Agent burnout is, in my opinion, the most troubling epidemic contact center leaders and business executives are faced with today. Agent attrition leads to poor service, lost revenue, brand damage, high costs, and an eroded bottom line. But you don’t often see the employee burnout metric show up on a weekly contact center report.

It is my belief that software for the sake of software is useless to your organization unless it is aligned with the human element of your contact center operation. Companies that embrace these concepts to elevate their contact centers will win with better service and differentiation.

Here are the top things progressive contact center leaders are focusing on:

  • Making the agent’s job easier: Agent software needs to be evaluated, configured, and deployed with the goals of streamlining applications into one or two at the most. The fewer the clicks or application switching required for agents to do their jobs, the better. This also saves precious time. Ideas might be to embed telephony and contact center controls into the customer relationship management interface, click-to-dial, or dynamically display customer data on the screen during an inbound call.
  • Training: Continuous training on the software tools is important. Ongoing soft skills training like customer empathy, patience, and conflict resolution is critical.
  • Physical environment: Consult with workplace experts about creating a more enjoyable place for your agents to work. Things like natural light, noise, and ergonomics can make a significantly positive impact in agent happiness.
  • Enjoyable: Simply accepting that a contact center agent job is going to be an unenjoyable experience will put you out of business. Gamification software, fun wallboards, and contests can improve the agents’ experience.
  • Immediate feedback: It’s human nature for people to want to know they’re contributing to the greater good, and know how they’re contributing to the greater good.
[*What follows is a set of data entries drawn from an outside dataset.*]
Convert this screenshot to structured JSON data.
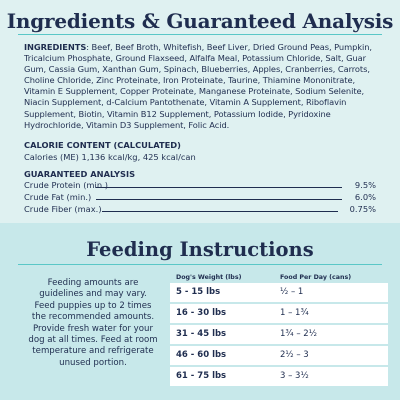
{
  "ingredients_section": {
    "title": "Ingredients & Guaranteed Analysis",
    "ingredients_label": "INGREDIENTS",
    "ingredients_text": ": Beef, Beef Broth, Whitefish, Beef Liver, Dried Ground Peas, Pumpkin, Tricalcium Phosphate, Ground Flaxseed, Alfalfa Meal, Potassium Chloride, Salt, Guar Gum, Cassia Gum, Xanthan Gum, Spinach, Blueberries, Apples, Cranberries, Carrots, Choline Chloride, Zinc Proteinate, Iron Proteinate, Taurine, Thiamine Mononitrate, Vitamin E Supplement, Copper Proteinate, Manganese Proteinate, Sodium Selenite, Niacin Supplement, d-Calcium Pantothenate, Vitamin A Supplement, Riboflavin Supplement, Biotin, Vitamin B12 Supplement, Potassium Iodide, Pyridoxine Hydrochloride, Vitamin D3 Supplement, Folic Acid.",
    "calorie_heading": "CALORIE CONTENT (CALCULATED)",
    "calorie_text": "Calories (ME) 1,136 kcal/kg, 425 kcal/can",
    "ga_heading": "GUARANTEED ANALYSIS",
    "ga_rows": [
      {
        "label": "Crude Protein (min.)",
        "value": "9.5%"
      },
      {
        "label": "Crude Fat (min.)",
        "value": "6.0%"
      },
      {
        "label": "Crude Fiber (max.)",
        "value": "0.75%"
      }
    ]
  },
  "feeding_section": {
    "title": "Feeding Instructions",
    "note": "Feeding amounts are guidelines and may vary. Feed puppies up to 2 times the recommended amounts. Provide fresh water for your dog at all times. Feed at room temperature and refrigerate unused portion.",
    "col_weight": "Dog's Weight (lbs)",
    "col_food": "Food Per Day (cans)",
    "rows": [
      {
        "weight": "5 - 15 lbs",
        "food": "½ – 1"
      },
      {
        "weight": "16 - 30 lbs",
        "food": "1 – 1¾"
      },
      {
        "weight": "31 - 45 lbs",
        "food": "1¾ – 2½"
      },
      {
        "weight": "46 - 60 lbs",
        "food": "2½ – 3"
      },
      {
        "weight": "61 - 75 lbs",
        "food": "3 – 3½"
      }
    ]
  },
  "colors": {
    "navy": "#1f2d4f",
    "top_bg": "#dff1f1",
    "bottom_bg": "#c7e8ea",
    "accent_rule": "#5ac7c7"
  }
}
It’s a fact that immediate, real-time feedback is the most powerful reinforcement to behavioral change. Again, much can be done with wallboards, contests, and gamification to provide immediate positive (or negative) feedback for your agents.
  • Decalcifying agents: Figure out a way to get your agents out of their chairs every day. This could be by inviting them to take a lap around the building or inviting them to walk over for a sales presentation call. This will do wonders in preventing agent burnout and promoting happiness.
  • Simplify reporting: Stop analysis paralysis. Measure less, but more meaningful, data. Pick no more than 10 meaningful key performance indicators and track them maniacally. Forget anything else. This simplifies management and expedites important decisions. More importantly, understand the true meaning behind the metrics. For example, occupancy rates mean nothing unless you understand that they are a good indicator of agent burnout. 
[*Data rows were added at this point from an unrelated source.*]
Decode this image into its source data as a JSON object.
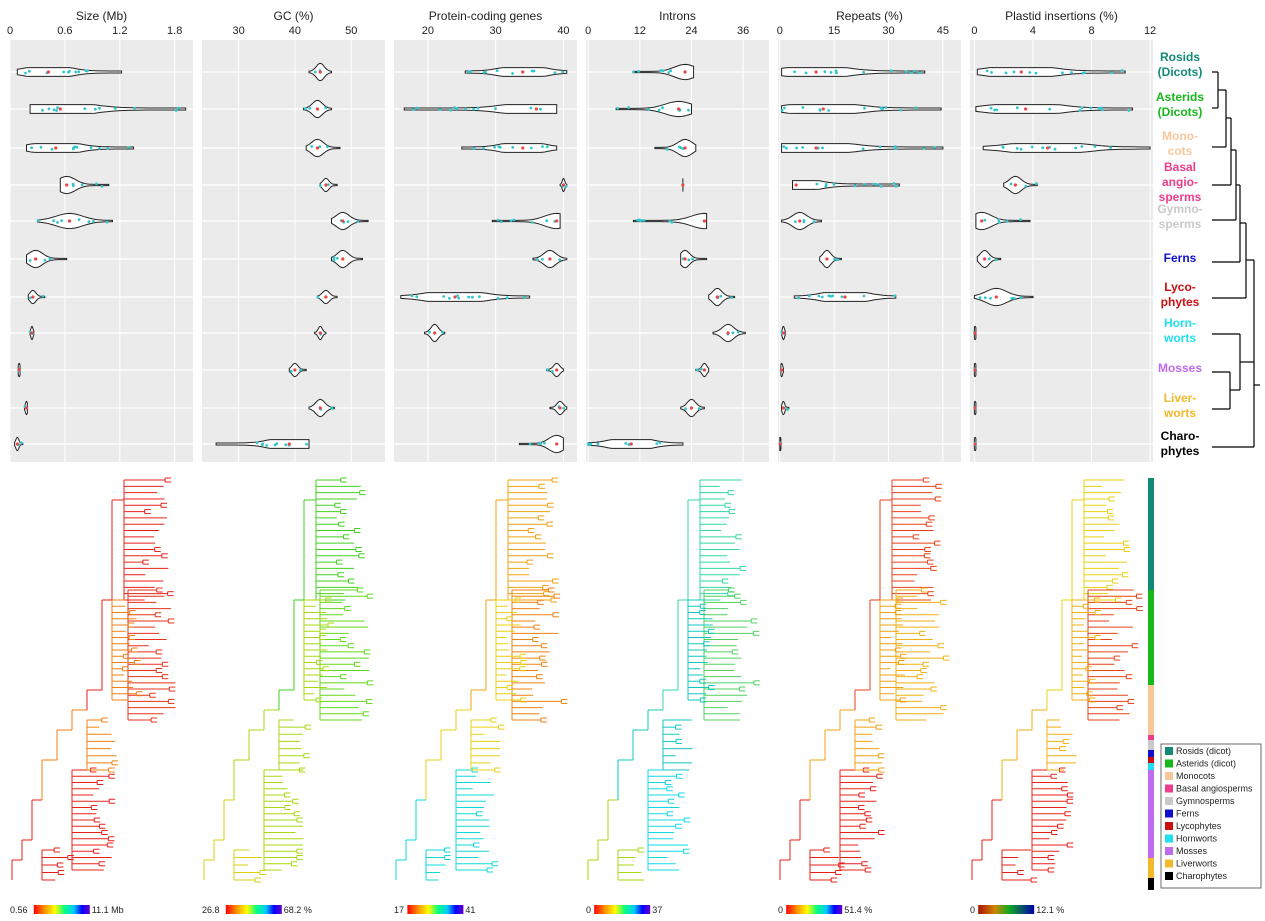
{
  "figure": {
    "groups": [
      {
        "name": "Rosids (Dicots)",
        "lines": [
          "Rosids",
          "(Dicots)"
        ],
        "color": "#128A75"
      },
      {
        "name": "Asterids (Dicots)",
        "lines": [
          "Asterids",
          "(Dicots)"
        ],
        "color": "#16B81B"
      },
      {
        "name": "Monocots",
        "lines": [
          "Mono-",
          "cots"
        ],
        "color": "#F7C79C"
      },
      {
        "name": "Basal angiosperms",
        "lines": [
          "Basal",
          "angio-",
          "sperms"
        ],
        "color": "#EE3C8A"
      },
      {
        "name": "Gymnosperms",
        "lines": [
          "Gymno-",
          "sperms"
        ],
        "color": "#C9C9C9"
      },
      {
        "name": "Ferns",
        "lines": [
          "Ferns"
        ],
        "color": "#1010CC"
      },
      {
        "name": "Lycophytes",
        "lines": [
          "Lyco-",
          "phytes"
        ],
        "color": "#CC1010"
      },
      {
        "name": "Hornworts",
        "lines": [
          "Horn-",
          "worts"
        ],
        "color": "#1EE0EE"
      },
      {
        "name": "Mosses",
        "lines": [
          "Mosses"
        ],
        "color": "#C06AEE"
      },
      {
        "name": "Liverworts",
        "lines": [
          "Liver-",
          "worts"
        ],
        "color": "#F2B92A"
      },
      {
        "name": "Charophytes",
        "lines": [
          "Charo-",
          "phytes"
        ],
        "color": "#000000"
      }
    ],
    "legend": [
      {
        "label": "Rosids (dicot)",
        "color": "#128A75"
      },
      {
        "label": "Asterids (dicot)",
        "color": "#16B81B"
      },
      {
        "label": "Monocots",
        "color": "#F7C79C"
      },
      {
        "label": "Basal angiosperms",
        "color": "#EE3C8A"
      },
      {
        "label": "Gymnosperms",
        "color": "#C9C9C9"
      },
      {
        "label": "Ferns",
        "color": "#1010CC"
      },
      {
        "label": "Lycophytes",
        "color": "#CC1010"
      },
      {
        "label": "Hornworts",
        "color": "#1EE0EE"
      },
      {
        "label": "Mosses",
        "color": "#C06AEE"
      },
      {
        "label": "Liverworts",
        "color": "#F2B92A"
      },
      {
        "label": "Charophytes",
        "color": "#000000"
      }
    ],
    "colorbars": [
      {
        "min_label": "0.56",
        "max_label": "11.1 Mb",
        "scheme": "rainbow"
      },
      {
        "min_label": "26.8",
        "max_label": "68.2 %",
        "scheme": "rainbow"
      },
      {
        "min_label": "17",
        "max_label": "41",
        "scheme": "rainbow"
      },
      {
        "min_label": "0",
        "max_label": "37",
        "scheme": "rainbow"
      },
      {
        "min_label": "0",
        "max_label": "51.4 %",
        "scheme": "rainbow"
      },
      {
        "min_label": "0",
        "max_label": "12.1 %",
        "scheme": "brown-green-blue"
      }
    ]
  },
  "chart_data": [
    {
      "type": "violin",
      "title": "Size (Mb)",
      "xlim": [
        0,
        2.0
      ],
      "ticks": [
        0,
        0.6,
        1.2,
        1.8
      ],
      "tick_labels": [
        "0",
        "0.6",
        "1.2",
        "1.8"
      ],
      "rows": [
        {
          "min": 0.08,
          "max": 1.22,
          "center": 0.42
        },
        {
          "min": 0.22,
          "max": 1.92,
          "center": 0.55
        },
        {
          "min": 0.18,
          "max": 1.35,
          "center": 0.5
        },
        {
          "min": 0.55,
          "max": 1.08,
          "center": 0.62
        },
        {
          "min": 0.3,
          "max": 1.12,
          "center": 0.65
        },
        {
          "min": 0.18,
          "max": 0.62,
          "center": 0.28
        },
        {
          "min": 0.2,
          "max": 0.38,
          "center": 0.25
        },
        {
          "min": 0.22,
          "max": 0.26,
          "center": 0.24
        },
        {
          "min": 0.09,
          "max": 0.11,
          "center": 0.1
        },
        {
          "min": 0.16,
          "max": 0.19,
          "center": 0.18
        },
        {
          "min": 0.05,
          "max": 0.14,
          "center": 0.08
        }
      ]
    },
    {
      "type": "violin",
      "title": "GC (%)",
      "xlim": [
        23.5,
        56
      ],
      "ticks": [
        30,
        40,
        50
      ],
      "tick_labels": [
        "30",
        "40",
        "50"
      ],
      "rows": [
        {
          "min": 42.5,
          "max": 46.5,
          "center": 44.5
        },
        {
          "min": 41.5,
          "max": 46.5,
          "center": 44.0
        },
        {
          "min": 42.0,
          "max": 48.0,
          "center": 44.0
        },
        {
          "min": 44.5,
          "max": 47.5,
          "center": 45.5
        },
        {
          "min": 46.5,
          "max": 53.0,
          "center": 48.5
        },
        {
          "min": 46.5,
          "max": 52.0,
          "center": 48.5
        },
        {
          "min": 44.0,
          "max": 47.5,
          "center": 45.5
        },
        {
          "min": 43.5,
          "max": 45.5,
          "center": 44.5
        },
        {
          "min": 39.0,
          "max": 42.0,
          "center": 40.0
        },
        {
          "min": 42.5,
          "max": 47.0,
          "center": 44.5
        },
        {
          "min": 26.0,
          "max": 42.5,
          "center": 39.0
        }
      ]
    },
    {
      "type": "violin",
      "title": "Protein-coding genes",
      "xlim": [
        15,
        42
      ],
      "ticks": [
        20,
        30,
        40
      ],
      "tick_labels": [
        "20",
        "30",
        "40"
      ],
      "rows": [
        {
          "min": 25.5,
          "max": 40.5,
          "center": 34.0
        },
        {
          "min": 16.5,
          "max": 39.0,
          "center": 36.0
        },
        {
          "min": 25.0,
          "max": 39.0,
          "center": 34.0
        },
        {
          "min": 39.5,
          "max": 40.5,
          "center": 40.0
        },
        {
          "min": 29.5,
          "max": 39.5,
          "center": 39.0
        },
        {
          "min": 35.5,
          "max": 40.5,
          "center": 38.0
        },
        {
          "min": 16.0,
          "max": 35.0,
          "center": 24.0
        },
        {
          "min": 19.5,
          "max": 22.5,
          "center": 21.0
        },
        {
          "min": 37.5,
          "max": 40.0,
          "center": 39.0
        },
        {
          "min": 38.0,
          "max": 40.5,
          "center": 39.5
        },
        {
          "min": 33.5,
          "max": 40.0,
          "center": 39.0
        }
      ]
    },
    {
      "type": "violin",
      "title": "Introns",
      "xlim": [
        -0.5,
        42
      ],
      "ticks": [
        0,
        12,
        24,
        36
      ],
      "tick_labels": [
        "0",
        "12",
        "24",
        "36"
      ],
      "rows": [
        {
          "min": 10.5,
          "max": 24.5,
          "center": 22.5
        },
        {
          "min": 6.5,
          "max": 24.0,
          "center": 21.0
        },
        {
          "min": 15.5,
          "max": 25.0,
          "center": 22.5
        },
        {
          "min": 22.0,
          "max": 22.0,
          "center": 22.0
        },
        {
          "min": 10.5,
          "max": 27.5,
          "center": 27.0
        },
        {
          "min": 21.5,
          "max": 27.5,
          "center": 22.5
        },
        {
          "min": 28.0,
          "max": 34.0,
          "center": 30.0
        },
        {
          "min": 29.0,
          "max": 36.5,
          "center": 32.5
        },
        {
          "min": 25.0,
          "max": 28.0,
          "center": 27.0
        },
        {
          "min": 21.5,
          "max": 27.0,
          "center": 24.0
        },
        {
          "min": 0.0,
          "max": 22.0,
          "center": 10.0
        }
      ]
    },
    {
      "type": "violin",
      "title": "Repeats (%)",
      "xlim": [
        -0.5,
        50
      ],
      "ticks": [
        0,
        15,
        30,
        45
      ],
      "tick_labels": [
        "0",
        "15",
        "30",
        "45"
      ],
      "rows": [
        {
          "min": 0.5,
          "max": 40.0,
          "center": 10.0
        },
        {
          "min": 0.5,
          "max": 44.5,
          "center": 12.0
        },
        {
          "min": 0.5,
          "max": 45.0,
          "center": 10.0
        },
        {
          "min": 3.5,
          "max": 33.0,
          "center": 4.5
        },
        {
          "min": 0.5,
          "max": 11.5,
          "center": 5.5
        },
        {
          "min": 11.0,
          "max": 17.0,
          "center": 13.0
        },
        {
          "min": 4.0,
          "max": 32.0,
          "center": 18.0
        },
        {
          "min": 0.5,
          "max": 1.5,
          "center": 1.0
        },
        {
          "min": 0.3,
          "max": 1.0,
          "center": 0.5
        },
        {
          "min": 0.5,
          "max": 2.5,
          "center": 1.0
        },
        {
          "min": 0.0,
          "max": 0.3,
          "center": 0.1
        }
      ]
    },
    {
      "type": "violin",
      "title": "Plastid insertions (%)",
      "xlim": [
        -0.3,
        12.2
      ],
      "ticks": [
        0,
        4,
        8,
        12
      ],
      "tick_labels": [
        "0",
        "4",
        "8",
        "12"
      ],
      "rows": [
        {
          "min": 0.2,
          "max": 10.3,
          "center": 3.2
        },
        {
          "min": 0.1,
          "max": 10.8,
          "center": 3.5
        },
        {
          "min": 0.6,
          "max": 12.0,
          "center": 5.0
        },
        {
          "min": 2.0,
          "max": 4.3,
          "center": 2.8
        },
        {
          "min": 0.1,
          "max": 3.8,
          "center": 0.5
        },
        {
          "min": 0.2,
          "max": 1.8,
          "center": 0.7
        },
        {
          "min": 0.0,
          "max": 4.0,
          "center": 1.5
        },
        {
          "min": 0.0,
          "max": 0.1,
          "center": 0.05
        },
        {
          "min": 0.0,
          "max": 0.1,
          "center": 0.05
        },
        {
          "min": 0.0,
          "max": 0.1,
          "center": 0.05
        },
        {
          "min": 0.0,
          "max": 0.1,
          "center": 0.05
        }
      ]
    }
  ]
}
In our experience, it’s much easier to accomplish and tailor much of the technology/human alignment part of the contact center by adopting a cloud contact center. It’s generally quicker, cheaper, and easier to work with as opposed to its IT-laden, onsite, complex counterparts. 

Millennials are driving high customer service expectations across every industry.  They also have high expectations as contact center employees. To survive and thrive, you must align your contact center with its people.